河图点头答应了我的提议,安县,五里铺,它的发展似乎没有跟上时代的脚步。三十年以前它是那样,三十年以后还是那样,村里原本的中青年老了,小一辈的大多都去城里务工,这个地方在如火如荼的现代化建设中似乎是被遗忘的,除了拓宽的公路和几幢与周遭环境很不协调的新楼房,我几乎闭着眼睛都能还原我小时候这个地方的模样。

村里人少,查家又没什么亲戚,所以这件事还是以简单为主,父亲给找了一些上了年纪的老工人,毕竟要开封土是个体力活,其余的便是一些妇女们要准备几桌简单的酒菜。我到的时候,查家已经有人了,那个叫作冷怡然的女人似乎是冻龄,我小时候她长那副模样,现在还是那副模样。清爽朴素,扎着个马尾辫,皮肤很白但没什么血色,她仔细端详了我很久,终于还是叫出了名字:“小忆,你也回来了?”

“他敢不回来!”里面一个男人爽朗的笑声道:“这小子把我们给卖了都没出版权费,他好意思不来?”听声音,我就知道是何毅超,果然,从里屋走出来的那个男人右手拿着雪茄,穿着一身阿玛尼,一副成功人士的派头,他旁边则是一个略有些发福的中年男人,留着普通的半寸头,结实的肌肉和黝黑的皮肤怎么看都像是一个庄稼汉子。
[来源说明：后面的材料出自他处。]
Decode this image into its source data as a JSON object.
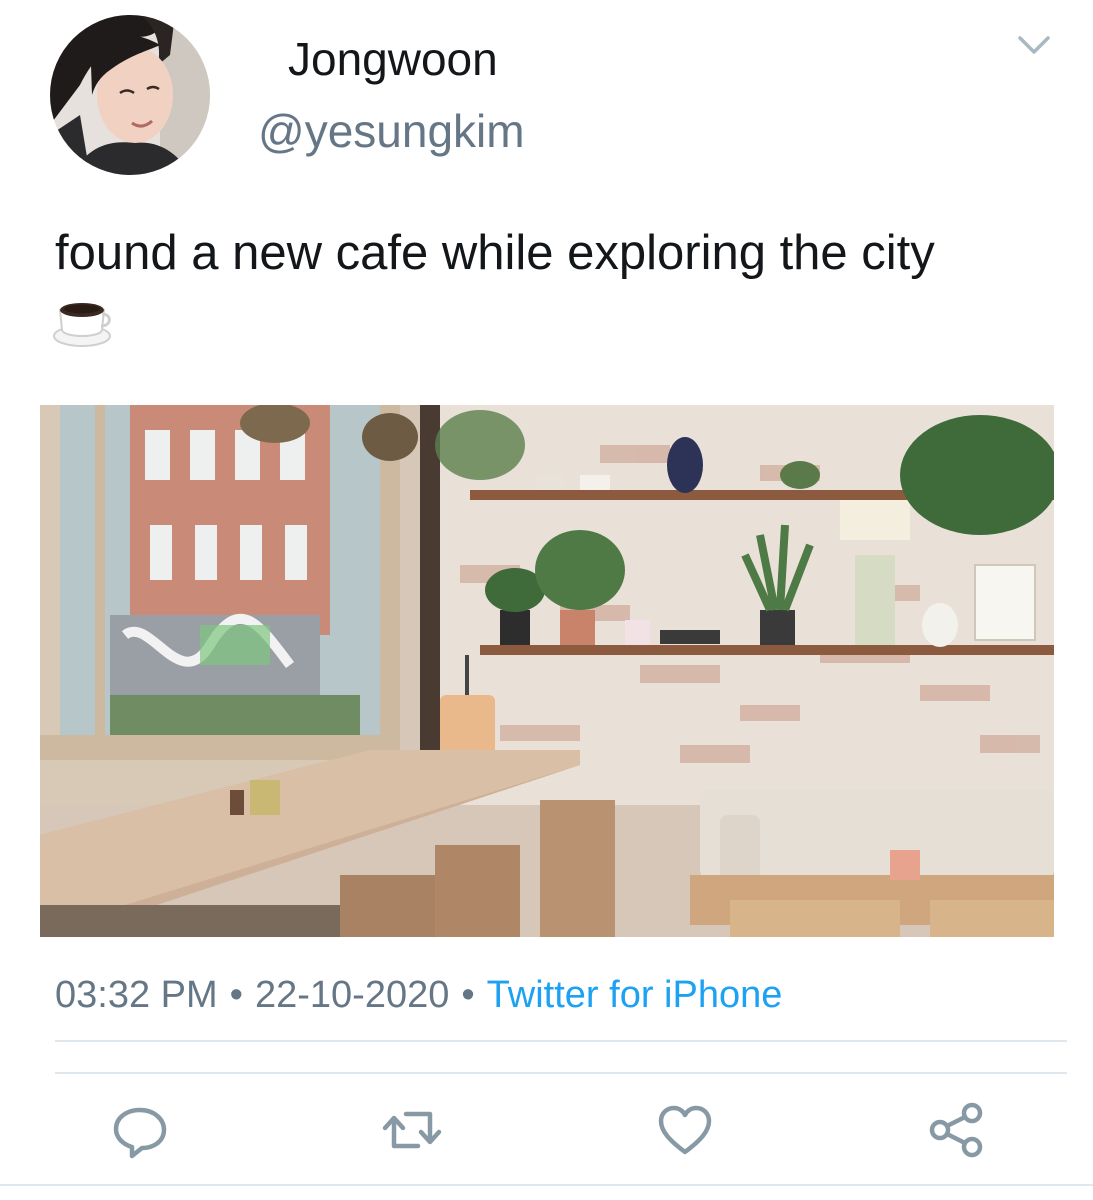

“超叔,卓雄叔。”我挨个喊道,这些都是前辈,他们比胖子认识查文斌要晚的多,但是却不妨碍他们有着另外一番情感。忽然的,我似乎有些明白了他为何要在那个夜晚把自己埋葬起来,算一算他跟后来的这群兄弟认识的时间也差不多了。

还有一个人在内屋传来轻轻的咳嗽,我跨步过去,他是我想要见的人。过去在我的印象里,那就是一座山,现在他却是要比以前更加的消瘦了。

“大山叔叔。”我恭敬的叫道,他微微地点点头,屋内很昏暗,这个男人还穿着十几年前流行的手工布鞋,有些旧了,他似乎有些不认识我,大山不识字,自然也是没有看过那部小说了。

“好了,都到齐了,”查文斌不在了,这些人里便是由超子来领导了,事实上也只有他能领导还能让这些人过的都还不错,他拍手道:“小童子,人手张罗的怎么样了,可不能寒颤,就捡好的买,城里的最好的厨子都给请过来。”

“不了,”河图解释道:“冷姨说了,这事儿还是自己张罗,家乡人要有家乡口味。”

“那个娘们死心眼。”他似乎不太愿意跟冷怡然啰嗦什么,又招呼我们进去喝茶去了,这里对于他们来说曾经也是家,只是如今家里少了那个原本该有的男主人。屋内被打扫的一尘不染,老式的家具,老式的装修,其中有两间屋子都是上锁的,一间是查文斌的房间,还有一间则是小时候我去过的那个密室。要想重复同样的生活,日复一日是很难的,我有些开始佩服那个女人,她用了自己一生的青春都在守护着,其实其他人又何尝不是呢?

父亲招呼的人手都是一些自己村里的老手艺人,他们这一辈在外面已经吃不开了,多数都是在家中务农,可有一个好处,重感情。这些人当年大多都认识查文斌,所以听说是这件事,也都二话不说就来了,下午的功夫我便抽着跟他们一块儿上了山。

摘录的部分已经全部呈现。